In order to facilitate the application of PRC methods towards these challenging goals it is essential to understand the underlying mechanisms - that is, the individual reaction steps that combine to give rise to these complex reactions - as it is this understanding that provides the framework for further progress. Unfortunately, investigations into these mechanisms are significantly underdeveloped, creating a substantial barrier to further advances. As the demands on new PRC reactions become ever more stringent (in terms of yield, selectivity, complexity and, pertinently, substrates) this problem is becoming ever more acute.

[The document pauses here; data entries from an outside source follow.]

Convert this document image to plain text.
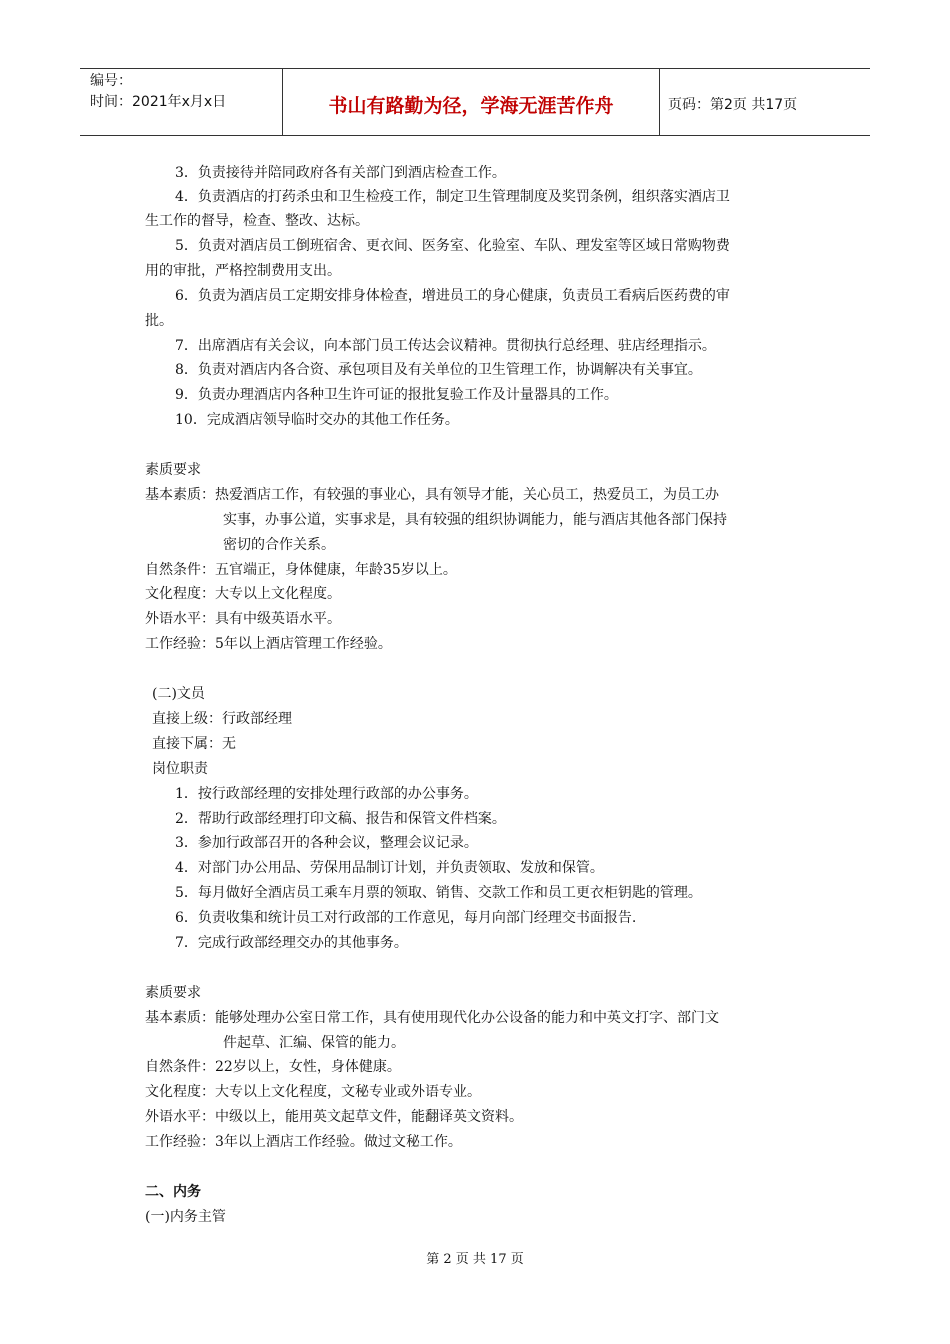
编号：
时间：2021年x月x日	书山有路勤为径，学海无涯苦作舟	页码：第2页 共17页
3．负责接待并陪同政府各有关部门到酒店检查工作。
4．负责酒店的打药杀虫和卫生检疫工作，制定卫生管理制度及奖罚条例，组织落实酒店卫
生工作的督导，检查、整改、达标。
5．负责对酒店员工倒班宿舍、更衣间、医务室、化验室、车队、理发室等区域日常购物费
用的审批，严格控制费用支出。
6．负责为酒店员工定期安排身体检查，增进员工的身心健康，负责员工看病后医药费的审
批。
7．出席酒店有关会议，向本部门员工传达会议精神。贯彻执行总经理、驻店经理指示。
8．负责对酒店内各合资、承包项目及有关单位的卫生管理工作，协调解决有关事宜。
9．负责办理酒店内各种卫生许可证的报批复验工作及计量器具的工作。
10．完成酒店领导临时交办的其他工作任务。
素质要求
基本素质：热爱酒店工作，有较强的事业心，具有领导才能，关心员工，热爱员工，为员工办
实事，办事公道，实事求是，具有较强的组织协调能力，能与酒店其他各部门保持
密切的合作关系。
自然条件：五官端正，身体健康，年龄35岁以上。
文化程度：大专以上文化程度。
外语水平：具有中级英语水平。
工作经验：5年以上酒店管理工作经验。
(二)文员
直接上级：行政部经理
直接下属：无
岗位职责
1．按行政部经理的安排处理行政部的办公事务。
2．帮助行政部经理打印文稿、报告和保管文件档案。
3．参加行政部召开的各种会议，整理会议记录。
4．对部门办公用品、劳保用品制订计划，并负责领取、发放和保管。
5．每月做好全酒店员工乘车月票的领取、销售、交款工作和员工更衣柜钥匙的管理。
6．负责收集和统计员工对行政部的工作意见，每月向部门经理交书面报告.
7．完成行政部经理交办的其他事务。
素质要求
基本素质：能够处理办公室日常工作，具有使用现代化办公设备的能力和中英文打字、部门文
件起草、汇编、保管的能力。
自然条件：22岁以上，女性，身体健康。
文化程度：大专以上文化程度，文秘专业或外语专业。
外语水平：中级以上，能用英文起草文件，能翻译英文资料。
工作经验：3年以上酒店工作经验。做过文秘工作。
二、内务
(一)内务主管
第 2 页 共 17 页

This project will provide a powerful new method for investigating PRC reactions. By carefully isolating proposed intermediate states of the catalyst it will become feasible to investigate individual reaction steps in a precisely controlled manner. By directly interrogating the elementary reaction steps of the catalytic cycle it will be possible to clearly and unambiguously establish a comprehensive mechanistic picture of PRC processes. The resulting deep understanding of established catalysts and reactions will permit their rapid optimisation, alongside the development of entirely new and unprecedented transformations.

As a compelling example, PRC will be used to facilitate the direct transformation of dinitrogen (N2) using mild reagents and under mild conditions. N2 is one of the single most important feedstocks for the modern chemical industry, acting as an abundant source of nitrogen atoms. However, the transformation of the highly inert N2 molecule is notoriously challenging and must currently be performed using the century-old Haber-Bosch process, which generates NH3 under extremely high temperatures and pressures and has an enormous environmental footprint (being responsible for roughly 2% of total world energy consumption). This NH3 can then be further transformed into other nitrogen-containing compounds, which typically requires multiple reaction steps, further limiting overall efficiency. In contrast, PRC methods will allow N2 activation to be performed under much milder conditions. Moreover, they will allow N2 to be transformed not only into NH3, but also directly into other useful nitrogen-containing compounds (e.g. triarylamine hole transporters used in OLEDs), thus bypassing the need for the laborious multi-step procedures needed to produce them via NH3.